CPCT. « Inscription et case vide dans le traitement au CPCT », par Elisabeth Pontier

Avec « Inscription et case vide dans le traitement au CPCT », Elisabeth Pontier, consultante au CPCT Marseille, livre une vignette clinique élaborée dans le cadre du Colloque Psychiatrie-Psychanalyse tenu en septembre 2019.  
Cette vignette s’inscrit dans un ensemble de cas livrés, sauf un, par les consultants au CPCT Marseille-Aubagne, qui témoignent de l’orientation psychanalytique des traitements au CPCT, dispositif gratuit, limité dans le temps et dans lequel les consultants sont bénévoles. Ces cas cliniques sont totalement anonymes et construits en logique. Ils rendent compte des effets obtenus et du travail de recherche conduit dans ce dispositif. Ils témoignent aussi de la façon dont les problématiques contemporaines sont abordées au CPCT où les pathologies sont pensées à l’aune de la subjectivité des patients. 

La conversation de Barcelone de 2005, éditée chez Navarin sous le titre « Effets thérapeutiques rapides en psychanalyse », donne des outils pour penser la clinique qui se pratique au CPCT. Lesquels ?

Barcelone

A l’occasion d’un traitement court de trois séances seulement – le cas de Marta rapporté par Antoni Vicens – Jacques-Alain Miller a conceptualisé le terme de cycle. Une psychanalyse parcourt plusieurs cycles et l’expérience du traitement court de 16 séances au plus, tel qu’il se pratique dans les CPCT, met donc en lumière le déroulement des « cycles initiaux ». Jacques-Alain Miller a rappelé que la notion de cycle fait valoir que l’analyse n’est pas un processus infini, comme Freud l’a pensé, mais que l’analyse, depuis Lacan, est pensée comme parfaitement terminable. A tel point, ajoute-t-il, que la fin peut se présenter plusieurs fois ! Ce qui m’a intéressée, lors de l’élaboration de cette notion de cycle dans la conversation, ce sont deux points précis que l’on devrait pouvoir retrouver lors d’un traitement bref s’il est effectif. D’une part ce que Antoni Vicens a appelé une « inscription » : un changement, un point de non retour a été atteint, pouvant relever d’une nouvelle identification, comme le faisait remarquer Pierre-Gilles Gueguen.

D’autre part, le traitement laisse « une case vide » : quelque chose apparaît dans le discours, qui fait énigme pour le consultant sans pour autant faire question pour le patient. La poursuite du traitement au-delà de sa ponctuation verrait sans doute la mise au travail de ce point.

Marseille

Voici une vignette clinique réduite à l’articulation de ces deux points pour en faire la démonstration. Nelly, 24 ans, est venue consulter parce qu’elle est en panne dans ses études : « noyée », « collée » à l’Autre, elle n’est « pas dans l’histoire » et ne peut tirer profit d’un stage qu’elle fait dans l’ombre de l’Autre : « On ne m’y voyait pas ».

Elle repère sa position d’attente passivée vis-à-vis de l’Autre : l’Autre maternel dont elle recueille les confidences et son petit ami qui remet toujours à plus tard la vie commune. Ce repérage a valeur d’interprétation : « J’en ai marre d’attendre après lui ! » Elle décide de refuser de le rejoindre comme tous les étés et le met face à un choix : la rejoindre, ou pas, dans l’appartement dont elle se met en quête.

Nous avons là, ce qu’Antoni Vicens appelle une inscription, un point de non retour : Nelly sort la tête de l’eau, serait-on tenté de dire.
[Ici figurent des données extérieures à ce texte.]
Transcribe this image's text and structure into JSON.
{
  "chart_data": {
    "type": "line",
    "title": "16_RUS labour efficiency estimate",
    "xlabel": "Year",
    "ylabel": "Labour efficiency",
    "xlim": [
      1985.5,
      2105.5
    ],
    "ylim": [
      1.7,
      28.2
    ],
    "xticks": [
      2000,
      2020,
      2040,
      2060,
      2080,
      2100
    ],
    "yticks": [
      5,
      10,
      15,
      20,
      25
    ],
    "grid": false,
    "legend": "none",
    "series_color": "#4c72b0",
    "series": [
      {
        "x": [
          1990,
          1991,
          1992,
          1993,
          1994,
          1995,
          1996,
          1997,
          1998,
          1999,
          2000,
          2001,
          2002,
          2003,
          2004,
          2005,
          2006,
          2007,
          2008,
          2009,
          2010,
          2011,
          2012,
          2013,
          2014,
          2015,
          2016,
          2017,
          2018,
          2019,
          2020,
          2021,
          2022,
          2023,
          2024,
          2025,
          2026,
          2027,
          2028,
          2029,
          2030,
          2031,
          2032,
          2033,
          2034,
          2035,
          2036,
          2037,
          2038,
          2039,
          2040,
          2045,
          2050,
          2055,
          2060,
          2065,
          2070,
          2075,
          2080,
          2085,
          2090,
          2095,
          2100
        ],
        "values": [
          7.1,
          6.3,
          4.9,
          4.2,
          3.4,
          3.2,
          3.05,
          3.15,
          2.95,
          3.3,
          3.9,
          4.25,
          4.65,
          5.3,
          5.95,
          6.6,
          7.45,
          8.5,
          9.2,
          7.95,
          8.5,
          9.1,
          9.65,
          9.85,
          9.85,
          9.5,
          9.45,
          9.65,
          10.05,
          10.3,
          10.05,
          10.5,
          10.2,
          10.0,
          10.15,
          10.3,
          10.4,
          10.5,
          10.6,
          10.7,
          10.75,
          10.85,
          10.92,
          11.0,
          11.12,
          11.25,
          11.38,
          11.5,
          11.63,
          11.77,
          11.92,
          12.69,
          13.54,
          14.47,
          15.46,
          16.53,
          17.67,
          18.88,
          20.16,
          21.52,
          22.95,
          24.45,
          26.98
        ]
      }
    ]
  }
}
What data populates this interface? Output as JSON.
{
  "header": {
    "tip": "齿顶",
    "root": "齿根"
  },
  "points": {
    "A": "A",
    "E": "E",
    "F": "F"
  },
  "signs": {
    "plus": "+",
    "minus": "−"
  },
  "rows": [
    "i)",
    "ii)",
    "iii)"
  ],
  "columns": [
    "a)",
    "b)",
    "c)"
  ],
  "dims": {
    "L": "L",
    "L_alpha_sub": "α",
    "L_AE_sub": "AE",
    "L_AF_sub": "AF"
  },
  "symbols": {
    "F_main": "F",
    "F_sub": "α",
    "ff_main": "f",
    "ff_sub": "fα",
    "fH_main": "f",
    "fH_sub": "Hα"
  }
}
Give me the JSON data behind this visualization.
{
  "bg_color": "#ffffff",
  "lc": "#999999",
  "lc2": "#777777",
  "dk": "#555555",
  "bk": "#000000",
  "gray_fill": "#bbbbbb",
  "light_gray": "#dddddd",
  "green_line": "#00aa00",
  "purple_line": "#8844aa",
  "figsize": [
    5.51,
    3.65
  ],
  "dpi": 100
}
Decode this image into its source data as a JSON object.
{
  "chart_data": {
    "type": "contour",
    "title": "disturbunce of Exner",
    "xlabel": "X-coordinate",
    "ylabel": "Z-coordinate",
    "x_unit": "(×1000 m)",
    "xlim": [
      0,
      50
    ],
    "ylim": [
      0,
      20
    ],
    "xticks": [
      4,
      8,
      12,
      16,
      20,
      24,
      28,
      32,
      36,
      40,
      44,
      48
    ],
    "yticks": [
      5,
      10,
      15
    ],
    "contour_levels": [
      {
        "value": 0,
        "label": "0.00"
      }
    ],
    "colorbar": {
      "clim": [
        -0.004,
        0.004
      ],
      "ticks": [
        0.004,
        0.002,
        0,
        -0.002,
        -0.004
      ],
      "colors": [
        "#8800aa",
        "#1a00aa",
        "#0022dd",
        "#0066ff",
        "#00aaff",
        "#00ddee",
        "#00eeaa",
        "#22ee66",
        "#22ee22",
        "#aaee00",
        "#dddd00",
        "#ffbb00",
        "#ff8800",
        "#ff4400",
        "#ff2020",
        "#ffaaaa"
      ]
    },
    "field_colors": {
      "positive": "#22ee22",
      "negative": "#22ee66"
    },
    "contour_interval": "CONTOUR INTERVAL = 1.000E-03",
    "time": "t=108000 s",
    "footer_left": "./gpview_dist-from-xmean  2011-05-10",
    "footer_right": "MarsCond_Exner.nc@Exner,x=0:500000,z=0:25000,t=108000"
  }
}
Les effets thérapeutiques sont au rendez-vous, qui attestent d’une rectification subjective : dans son nouveau logement elle peut étudier, elle dort mieux. Prendre un appartement et donc faire le choix de s’éloigner de sa mère a la valeur d’un « contrepoids » pour la jeune femme qui, par son acte, contre la pente de son mode de jouir. Le gain du traitement est là : Nelly a pu nommer sa position de jouissance – « collée » à l’Autre – et agir sur celle-ci en s’éprouvant « décollée », récupérant ainsi de la libido pour ses études et ses amours.

Alors la case vide ? Le poids de jouissance de cette relation reste non élucidé. Nelly décline sa position vis-à-vis de l’Autre maternel : « se laisser faire », «  se mettre à disposition » est la stratégie qu’elle a développée face aux paroles de sa mère qui la ravalent depuis l’enfance. Ce point là, Nelly l’énonce clairement mais n’en fait pas, pour autant une question.

Ces deux pôles : inscription et case vide confirment donc leur pertinence pour éclairer les spécificités d’un cycle de traitement court tel qu’il se pratique au CPCT.